世代を超えた文字の力 米ジャーナリストの来沖<乗松聡子の眼>


この記事を書いた人 Avatar photo 琉球新報社
乗松 聡子

 米国の著名なジャーナリストで、40万人のツイッターフォロアーを持つアビー・マーティン氏と、プロデューサーのマイク・プリスナー氏が1~6日まで来沖した。私は与那覇恵子氏(元名桜大学教員)と共に手配・同行・通訳でお手伝いした。

 アビー氏を最初に知ったのは2014年10月、「RTアメリカ」でピーター・カズニック氏(アメリカン大学教授)をゲストに、彼女が沖縄の米軍基地問題を取り上げた時だ。米国のTVで在外基地問題を批判的に取り上げることはまれなので、印象に残った。

 マイク氏はイラク帰還兵で、その後反戦活動家になった。昨年9月、ロサンゼルスでのGWブッシュ元大統領の講演会で「あなたは“大量破壊兵器”のうそで、百万ものイラクの人々や私の友人を殺した。いつ謝罪するのか!」と叫び、警備員に退場させられた。この時の動画はSNSで大拡散されたという。

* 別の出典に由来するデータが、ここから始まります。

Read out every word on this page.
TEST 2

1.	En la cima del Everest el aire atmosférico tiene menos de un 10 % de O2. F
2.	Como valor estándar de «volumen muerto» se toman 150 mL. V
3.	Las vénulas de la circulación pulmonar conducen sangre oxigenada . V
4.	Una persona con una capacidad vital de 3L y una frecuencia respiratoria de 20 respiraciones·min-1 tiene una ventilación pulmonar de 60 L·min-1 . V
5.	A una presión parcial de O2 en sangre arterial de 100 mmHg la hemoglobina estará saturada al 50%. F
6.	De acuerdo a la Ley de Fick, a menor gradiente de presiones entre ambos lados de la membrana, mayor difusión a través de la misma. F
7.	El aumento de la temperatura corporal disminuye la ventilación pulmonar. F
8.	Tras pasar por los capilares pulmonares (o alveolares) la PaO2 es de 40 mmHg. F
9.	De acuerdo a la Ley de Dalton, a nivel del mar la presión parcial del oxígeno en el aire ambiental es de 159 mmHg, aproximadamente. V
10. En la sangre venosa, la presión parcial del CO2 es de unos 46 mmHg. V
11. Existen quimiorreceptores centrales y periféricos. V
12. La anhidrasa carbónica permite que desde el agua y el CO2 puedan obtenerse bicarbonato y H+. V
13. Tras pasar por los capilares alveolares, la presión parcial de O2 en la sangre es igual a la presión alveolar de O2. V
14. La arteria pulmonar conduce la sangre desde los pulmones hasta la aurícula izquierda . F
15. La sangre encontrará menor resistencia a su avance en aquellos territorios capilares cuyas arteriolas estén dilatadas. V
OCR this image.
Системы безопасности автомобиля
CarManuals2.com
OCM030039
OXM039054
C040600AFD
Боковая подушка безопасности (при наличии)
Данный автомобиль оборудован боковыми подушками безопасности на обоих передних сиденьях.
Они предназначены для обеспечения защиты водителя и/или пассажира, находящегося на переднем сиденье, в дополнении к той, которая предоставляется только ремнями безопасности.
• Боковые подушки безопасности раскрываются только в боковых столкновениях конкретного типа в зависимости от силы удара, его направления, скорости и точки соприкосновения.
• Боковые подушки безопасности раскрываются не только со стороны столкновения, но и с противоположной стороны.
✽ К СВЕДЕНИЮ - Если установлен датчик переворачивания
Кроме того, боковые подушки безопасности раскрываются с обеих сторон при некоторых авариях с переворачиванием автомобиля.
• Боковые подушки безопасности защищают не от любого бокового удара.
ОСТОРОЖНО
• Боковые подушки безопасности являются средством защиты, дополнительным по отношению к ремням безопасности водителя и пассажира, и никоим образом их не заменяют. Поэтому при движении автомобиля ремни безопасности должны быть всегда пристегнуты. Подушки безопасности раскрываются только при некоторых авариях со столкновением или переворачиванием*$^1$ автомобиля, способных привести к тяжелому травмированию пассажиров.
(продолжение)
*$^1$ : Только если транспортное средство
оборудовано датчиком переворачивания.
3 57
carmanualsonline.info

 2人が運営するメディア「エンパイア・ファイルズ」は、米国の帝国主義に果敢に立ち向かう。19年には「ガザは自由のために闘う」という長編映画を制作した。今回は、米軍基地が環境と人間に及ぼす影響を明らかにするドキュメンタリー制作のために、グアムを経て沖縄に来た。辺野古新基地建設への抵抗運動を取材し、金武、嘉手納、宜野湾でPFAS(有機フッ素化合物)による水の汚染について地元の人から聞き取りをした。

 初日に宜野湾の嘉数高台から、沖縄戦が始まった慶良間諸島、読谷の米軍上陸地、そして今も占領されたままである普天間基地を俯瞰(ふかん)した。戦争の歴史と現在の基地被害とのつながりを一望できる場所だ。そこでアビー氏は「沖縄はジャーナリストとしての私の原点です」と語ってくれた。そのきっかけが、チャルマーズ・ジョンソン氏の著書「ブローバック」で沖縄の現状を知ったことだったと聞いて、私は跳び上がらんばかりに驚いた。

 ジョンソン氏(1931―2010)はかつてCIAの顧問も務めた保守論客であったが、1996年に当時の大田昌秀知事の招きで来沖した。前年の少女乱暴事件をはじめとする、米軍基地被害の現状を目の当たりにした衝撃が氏にとって人生の転機となる。ジョンソン氏は帰国後、余生を米国の帝国主義糾弾にささげることとなった。

 2000年にジョンソン氏が出した本「Blowback」(日本語版は「アメリカ帝国への報復」)では、米国は今にきっとしっぺ返しを食らうと主張、翌年に起こった911事件を予言した人とも言われた。その後も続々と本を出し、「軍事植民地状態」とされている沖縄での性犯罪をはじめとする事件事故、それらを正当に裁くことを阻む地位協定を批判した。

 私は、目の前にいる若きジャーナリストのアビー氏が、大田元知事が沖縄に招いて人生が変わったジョンソン氏の本を読んだ結果として、ここ沖縄に来ているという事実を前に体が震えた。故人である大田さんの導きで来たような気がしたのである。アビー氏にそれを話したら、「運命が一巡したのですね」と大変興奮していた。残りの行程も、好天と素晴らしい出会いに恵まれ、大田さんから見守られるように無事に取材を終えることができた。

 今回、世代を超えて引き継がれる文字の力を再認識することができたと思う。そして新たに映像の力でアビー氏は世界に発信する。ドキュメンタリーに期待したい。